In a dilapidated dystopian hell hole, gruesome mutants stalk the shadows of a hulking city, jumping from building to building, murdering and feeding on humans by the dozen. Amidst the hopeless terror of life in Abara, one man dares to avenge the weak.
Abara is one of Tsutomu Nihei’s newest stories; famed for his downcast, vast science fiction series Blame!, Nihei is a manga-ka with exceptional drawing talent. Although his gothic style won’t be for everyone, I don’t think I’ve ever read a manga series that even comes close to replicating his eye for vast, sky scrapping architecture and nightmarish science fiction. Nihei’s work isn’t particularly notable for its empathic characters or moving drama, but he clearly and enthusiastically expresses himself though the endless, gigantic artificial landscapes, in which his characters live, breathe and murder. The reader is soon immersed and gasping for breath in a claustrophobic world over flowing with terrifying monsters and endless levels of metallic, soulless rooms.

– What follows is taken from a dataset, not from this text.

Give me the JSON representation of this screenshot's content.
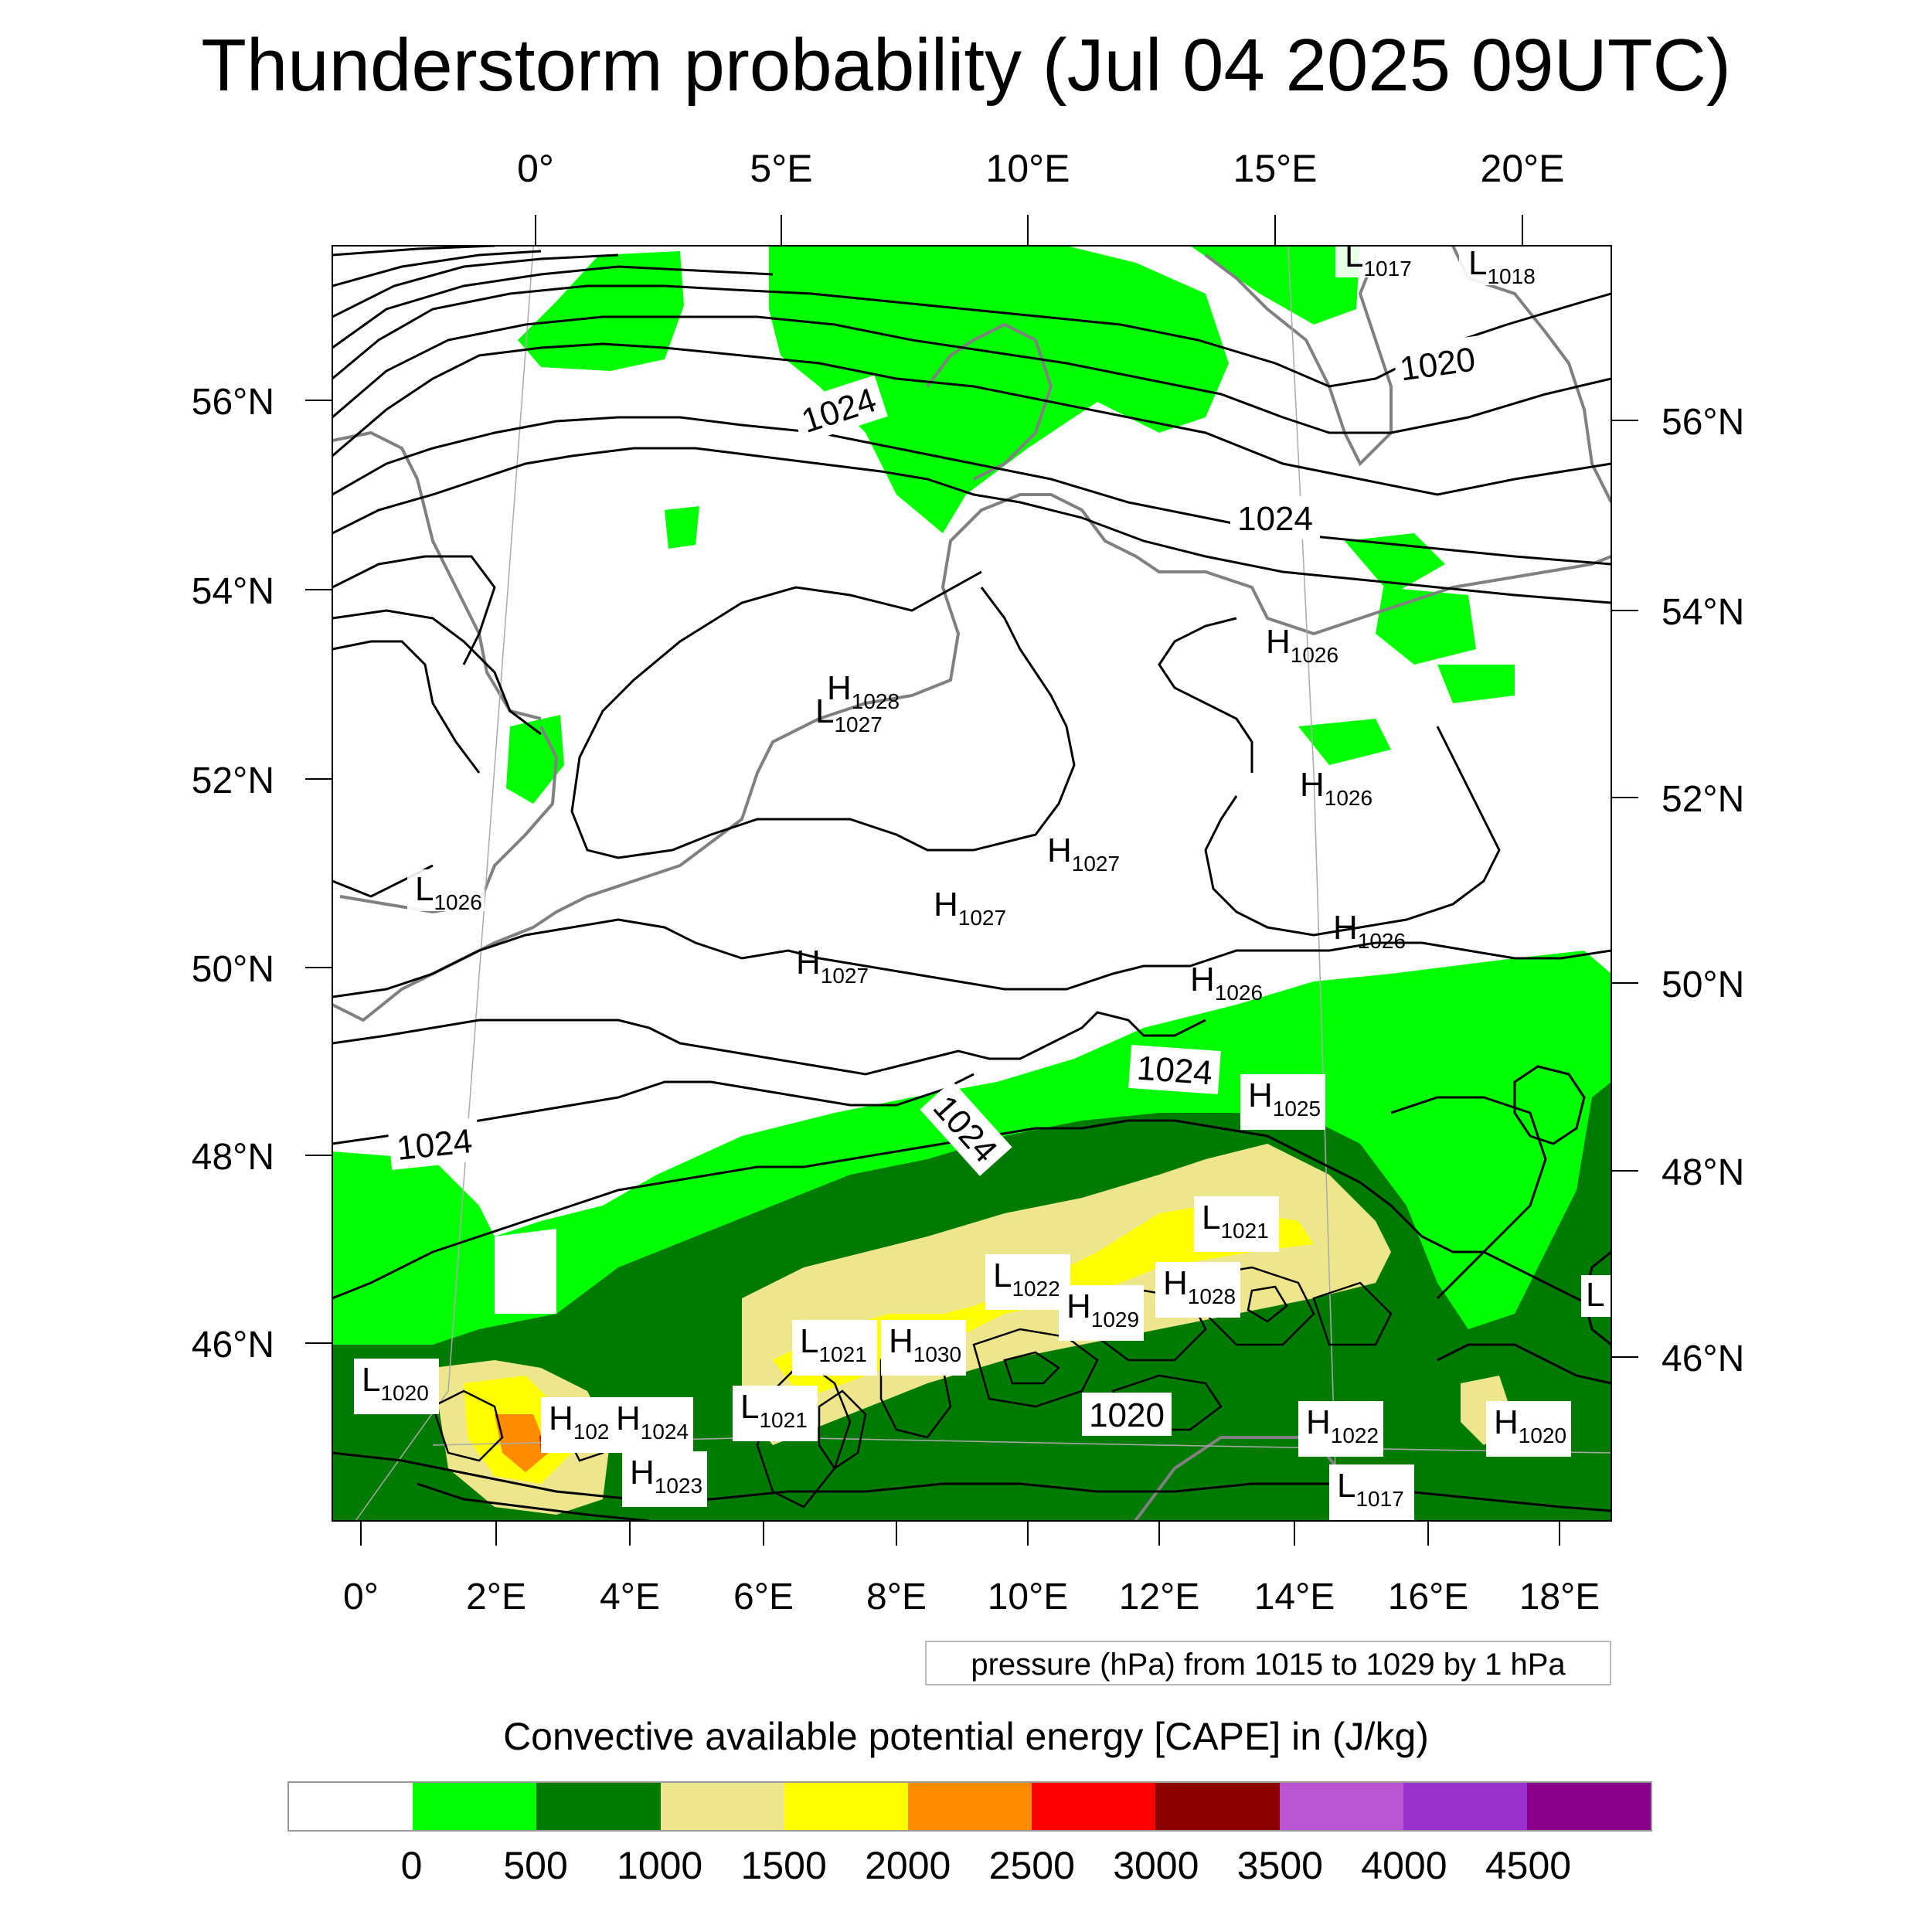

Of the three chapters I’ve read so far, Abara is shaping up nicely but perhaps retredding old ground for Nihei. Humans and technology have again collided in Abara, and again this gives rise to some gruesome, blood-thirsty villains. Between your cliche warring government factions (police versus the “special ops”) and uncensored human slaughter, the hero of Abara is a silent assassin, uttering no more than a few grunts before violently driving his ugly adversaries through high buildings and rooftops.
The artwork is, as you would expect from Nihei, the real selling point. Abara is not set in a sky less complex like Blame!, but its world is just as dirty, sprawling and artificial. The character designs are all unique and often capture a gruesome blend of twisted flesh and dark, bone-crunching technology.
The first three chapters of Abara are moody, violent and atmospheric, leaving little room for those weak of heart.